Early on in the pandemic, with a surge in the demand for certain products (such as masks, hand sanitizer and medication for COVID-19 symptoms, among others), CADE started an investigation into possibly abusive price increases, asking major players for price history information for a long list of products. This investigation went on for a couple of months (during which parties were required to report their prices monthly) and is currently pending. This move sent out a clear message that CADE was monitoring this behavior closely, but no major action against any players has been taken so far.

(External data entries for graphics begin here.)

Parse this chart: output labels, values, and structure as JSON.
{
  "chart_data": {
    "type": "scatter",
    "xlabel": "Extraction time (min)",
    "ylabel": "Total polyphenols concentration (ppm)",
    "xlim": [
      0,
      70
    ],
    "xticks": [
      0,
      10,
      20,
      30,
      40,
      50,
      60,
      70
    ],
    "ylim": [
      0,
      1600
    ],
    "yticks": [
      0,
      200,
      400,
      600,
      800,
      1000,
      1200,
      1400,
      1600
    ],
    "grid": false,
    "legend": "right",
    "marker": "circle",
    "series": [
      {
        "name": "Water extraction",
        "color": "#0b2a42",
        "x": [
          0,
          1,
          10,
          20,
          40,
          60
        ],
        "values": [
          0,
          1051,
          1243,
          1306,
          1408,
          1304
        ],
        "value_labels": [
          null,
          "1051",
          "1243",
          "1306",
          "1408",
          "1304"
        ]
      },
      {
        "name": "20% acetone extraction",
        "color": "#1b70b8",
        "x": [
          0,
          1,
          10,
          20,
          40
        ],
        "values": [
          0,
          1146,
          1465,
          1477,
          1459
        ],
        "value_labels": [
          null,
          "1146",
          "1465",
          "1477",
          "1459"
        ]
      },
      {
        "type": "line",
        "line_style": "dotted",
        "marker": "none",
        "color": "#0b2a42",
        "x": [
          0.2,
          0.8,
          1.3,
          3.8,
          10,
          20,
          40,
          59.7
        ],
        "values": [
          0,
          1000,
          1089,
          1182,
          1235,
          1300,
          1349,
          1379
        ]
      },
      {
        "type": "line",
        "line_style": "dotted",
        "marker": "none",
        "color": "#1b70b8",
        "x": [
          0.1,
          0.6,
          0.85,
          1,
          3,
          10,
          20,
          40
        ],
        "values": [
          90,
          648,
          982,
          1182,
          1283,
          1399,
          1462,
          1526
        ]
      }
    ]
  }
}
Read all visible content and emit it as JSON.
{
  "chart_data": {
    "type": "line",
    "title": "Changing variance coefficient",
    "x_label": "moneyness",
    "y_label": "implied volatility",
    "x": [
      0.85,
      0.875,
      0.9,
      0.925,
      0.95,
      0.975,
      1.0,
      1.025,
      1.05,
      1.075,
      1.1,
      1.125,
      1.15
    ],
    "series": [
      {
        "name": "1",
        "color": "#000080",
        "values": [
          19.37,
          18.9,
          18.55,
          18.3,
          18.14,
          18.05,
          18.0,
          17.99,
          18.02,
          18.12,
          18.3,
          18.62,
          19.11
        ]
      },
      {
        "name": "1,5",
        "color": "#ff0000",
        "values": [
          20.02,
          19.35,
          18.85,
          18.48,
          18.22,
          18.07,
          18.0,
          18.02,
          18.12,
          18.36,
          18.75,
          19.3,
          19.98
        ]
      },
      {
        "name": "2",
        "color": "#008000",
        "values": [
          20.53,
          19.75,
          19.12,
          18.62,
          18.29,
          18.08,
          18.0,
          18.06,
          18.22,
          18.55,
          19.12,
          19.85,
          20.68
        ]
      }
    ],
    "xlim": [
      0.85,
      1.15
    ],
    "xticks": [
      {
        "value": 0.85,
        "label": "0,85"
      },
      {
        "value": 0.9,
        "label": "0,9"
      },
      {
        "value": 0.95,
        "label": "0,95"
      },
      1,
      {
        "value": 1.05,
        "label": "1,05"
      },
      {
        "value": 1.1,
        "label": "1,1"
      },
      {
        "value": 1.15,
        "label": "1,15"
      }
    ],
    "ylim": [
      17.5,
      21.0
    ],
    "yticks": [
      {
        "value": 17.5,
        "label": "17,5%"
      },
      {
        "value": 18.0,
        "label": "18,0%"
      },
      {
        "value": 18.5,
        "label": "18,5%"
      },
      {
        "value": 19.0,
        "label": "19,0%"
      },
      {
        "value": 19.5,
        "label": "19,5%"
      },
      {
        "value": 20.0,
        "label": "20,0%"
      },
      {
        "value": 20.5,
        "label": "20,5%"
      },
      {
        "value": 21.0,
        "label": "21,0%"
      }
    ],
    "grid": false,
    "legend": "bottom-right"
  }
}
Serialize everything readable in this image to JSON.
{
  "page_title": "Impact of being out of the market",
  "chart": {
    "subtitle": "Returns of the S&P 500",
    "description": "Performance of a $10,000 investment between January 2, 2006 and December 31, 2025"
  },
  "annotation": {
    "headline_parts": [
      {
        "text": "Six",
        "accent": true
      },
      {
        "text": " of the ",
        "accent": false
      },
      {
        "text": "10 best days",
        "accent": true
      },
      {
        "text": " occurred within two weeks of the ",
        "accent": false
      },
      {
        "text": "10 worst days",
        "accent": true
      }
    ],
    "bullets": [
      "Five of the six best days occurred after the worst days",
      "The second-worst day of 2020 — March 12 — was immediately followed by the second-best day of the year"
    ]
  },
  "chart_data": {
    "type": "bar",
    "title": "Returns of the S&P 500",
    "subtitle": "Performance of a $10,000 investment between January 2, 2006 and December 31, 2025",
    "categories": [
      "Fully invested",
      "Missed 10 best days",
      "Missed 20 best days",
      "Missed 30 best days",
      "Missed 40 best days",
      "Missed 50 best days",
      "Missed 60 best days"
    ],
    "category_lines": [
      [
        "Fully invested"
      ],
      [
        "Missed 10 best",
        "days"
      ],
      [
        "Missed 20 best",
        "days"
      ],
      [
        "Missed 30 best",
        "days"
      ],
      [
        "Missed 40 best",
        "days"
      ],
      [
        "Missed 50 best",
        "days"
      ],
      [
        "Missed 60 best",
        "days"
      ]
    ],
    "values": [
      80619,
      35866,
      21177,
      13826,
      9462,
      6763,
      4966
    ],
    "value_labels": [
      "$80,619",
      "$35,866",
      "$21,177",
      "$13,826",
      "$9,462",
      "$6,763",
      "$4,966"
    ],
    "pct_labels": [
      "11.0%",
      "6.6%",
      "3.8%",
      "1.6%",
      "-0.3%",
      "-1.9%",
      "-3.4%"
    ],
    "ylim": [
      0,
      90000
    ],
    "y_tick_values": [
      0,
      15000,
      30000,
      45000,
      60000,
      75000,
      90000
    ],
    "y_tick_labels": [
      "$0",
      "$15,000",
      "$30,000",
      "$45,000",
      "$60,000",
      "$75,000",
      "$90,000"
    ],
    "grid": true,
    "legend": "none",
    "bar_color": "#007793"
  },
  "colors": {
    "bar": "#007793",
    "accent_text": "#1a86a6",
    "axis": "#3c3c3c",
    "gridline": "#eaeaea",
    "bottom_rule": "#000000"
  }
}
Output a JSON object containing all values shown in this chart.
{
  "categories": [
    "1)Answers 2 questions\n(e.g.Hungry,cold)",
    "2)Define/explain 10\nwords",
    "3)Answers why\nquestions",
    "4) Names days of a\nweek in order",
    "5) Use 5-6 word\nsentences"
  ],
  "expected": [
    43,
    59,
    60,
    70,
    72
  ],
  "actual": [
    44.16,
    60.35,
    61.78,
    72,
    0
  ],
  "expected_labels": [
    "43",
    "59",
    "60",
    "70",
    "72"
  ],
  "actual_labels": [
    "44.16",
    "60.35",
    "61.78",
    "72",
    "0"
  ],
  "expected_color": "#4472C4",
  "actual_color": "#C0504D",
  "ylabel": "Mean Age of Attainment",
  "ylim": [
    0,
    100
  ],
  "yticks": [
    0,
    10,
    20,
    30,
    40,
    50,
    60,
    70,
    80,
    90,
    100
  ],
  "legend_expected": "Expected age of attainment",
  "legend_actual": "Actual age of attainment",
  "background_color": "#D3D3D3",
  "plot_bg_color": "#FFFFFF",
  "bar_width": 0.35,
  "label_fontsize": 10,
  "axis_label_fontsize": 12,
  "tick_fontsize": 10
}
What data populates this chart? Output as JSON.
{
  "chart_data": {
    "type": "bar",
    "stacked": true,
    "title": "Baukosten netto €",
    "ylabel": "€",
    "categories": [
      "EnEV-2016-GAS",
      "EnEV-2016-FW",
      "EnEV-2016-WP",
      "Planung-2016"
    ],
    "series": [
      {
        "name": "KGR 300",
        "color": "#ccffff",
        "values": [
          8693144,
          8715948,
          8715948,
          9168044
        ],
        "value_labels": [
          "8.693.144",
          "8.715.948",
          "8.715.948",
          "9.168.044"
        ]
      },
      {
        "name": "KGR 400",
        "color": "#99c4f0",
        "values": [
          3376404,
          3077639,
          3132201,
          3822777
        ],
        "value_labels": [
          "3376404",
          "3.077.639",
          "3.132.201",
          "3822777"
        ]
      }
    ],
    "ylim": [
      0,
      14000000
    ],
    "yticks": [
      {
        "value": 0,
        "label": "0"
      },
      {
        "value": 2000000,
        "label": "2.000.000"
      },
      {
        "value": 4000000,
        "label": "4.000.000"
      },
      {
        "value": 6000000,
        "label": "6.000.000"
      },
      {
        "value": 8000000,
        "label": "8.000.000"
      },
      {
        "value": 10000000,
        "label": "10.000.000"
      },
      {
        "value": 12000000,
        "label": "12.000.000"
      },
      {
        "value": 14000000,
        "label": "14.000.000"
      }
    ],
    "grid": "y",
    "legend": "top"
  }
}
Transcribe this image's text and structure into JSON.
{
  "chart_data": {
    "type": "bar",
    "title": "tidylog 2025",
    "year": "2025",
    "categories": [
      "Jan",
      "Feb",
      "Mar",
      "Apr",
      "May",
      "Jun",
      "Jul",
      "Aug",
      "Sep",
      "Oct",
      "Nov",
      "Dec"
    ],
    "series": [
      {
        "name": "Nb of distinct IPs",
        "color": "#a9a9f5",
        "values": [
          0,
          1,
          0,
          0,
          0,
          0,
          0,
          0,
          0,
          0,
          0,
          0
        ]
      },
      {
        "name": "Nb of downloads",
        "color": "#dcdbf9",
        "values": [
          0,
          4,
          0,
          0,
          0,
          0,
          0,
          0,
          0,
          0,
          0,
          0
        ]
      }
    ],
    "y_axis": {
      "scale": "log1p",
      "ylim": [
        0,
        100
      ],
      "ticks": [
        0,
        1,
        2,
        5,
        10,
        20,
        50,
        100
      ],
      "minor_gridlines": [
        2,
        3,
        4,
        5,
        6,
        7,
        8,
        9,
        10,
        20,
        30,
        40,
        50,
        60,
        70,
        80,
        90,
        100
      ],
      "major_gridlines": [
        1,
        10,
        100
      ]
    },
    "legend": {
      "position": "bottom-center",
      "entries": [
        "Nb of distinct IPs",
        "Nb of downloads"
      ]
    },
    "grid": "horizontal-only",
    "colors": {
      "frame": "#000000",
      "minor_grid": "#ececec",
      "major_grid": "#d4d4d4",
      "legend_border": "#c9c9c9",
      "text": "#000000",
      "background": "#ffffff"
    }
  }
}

Also, early on in the pandemic, CADE made it clear that the authority would be very careful about accepting the pandemic as a defense either for mergers that would not be otherwise approved or for any type of anticompetitive behavior. A general principle repeated publicly and constantly by CADE was that no permanent change with enduring potential negative effects would be accepted to address a temporary situation such as this crisis. Indeed, one year into the pandemic, no changes have been noticed in terms of anticompetitive conduct enforcement, application of the failing firm defense or any other factors that could have been directly affected by the pandemic.
A Look Ahead
CADE has indicated that it will continue to enforce its agenda, circumstances allowing, even considering that the effects of the pandemic are expected to last well into 2021. One of the main concerns raised by antitrust authorities worldwide and echoed by CADE relates to the enforcement of competition laws in the digital economy. On the anticompetitive conduct investigation front, CADE has signaled concern about practices by major players that could significantly impact the market (going as far as issuing injunctions).
Regarding merger control, the authority has been consistently voicing concerns about killer acquisitions and the sufficiency of current notification thresholds to capture all transactions of interest for effective competition enforcement. A market inquiry was conducted in 2020, and, in that context, CADE asked several players with a history of investment in technology about deals carried out over the past decade. No major public action has been taken over this so far, and this investigation is currently pending.
Additionally, further guidelines are expected to be issued by CADE on fine calculations for cartel cases, which underwent public consultation in 2020. The demand for more concrete parameters for fines has been in the forefront of discussions about cartel enforcement, including how to calculate the benefits gained by the convicted parties from the infringement. This trend for the future connects with the increasing number of private damage claims in Brazil and CADE’s efforts to support such trend while adopting all measures to safeguard its own leniency and settlement programs.
The appointments that are due to take place later in 2021 will be pivotal for competition policy in Brazil. The terms of office for CADE’s Tribunal Chair and one more Commissioner, as well as CADE’s General Superintendent, are due to expire in October. Their replacements will naturally play a key role in continuing of the authority’s work, and become especially important in a context where the Tribunal has been much more active and thorough as regards the oversight of the General Superintendence’s work.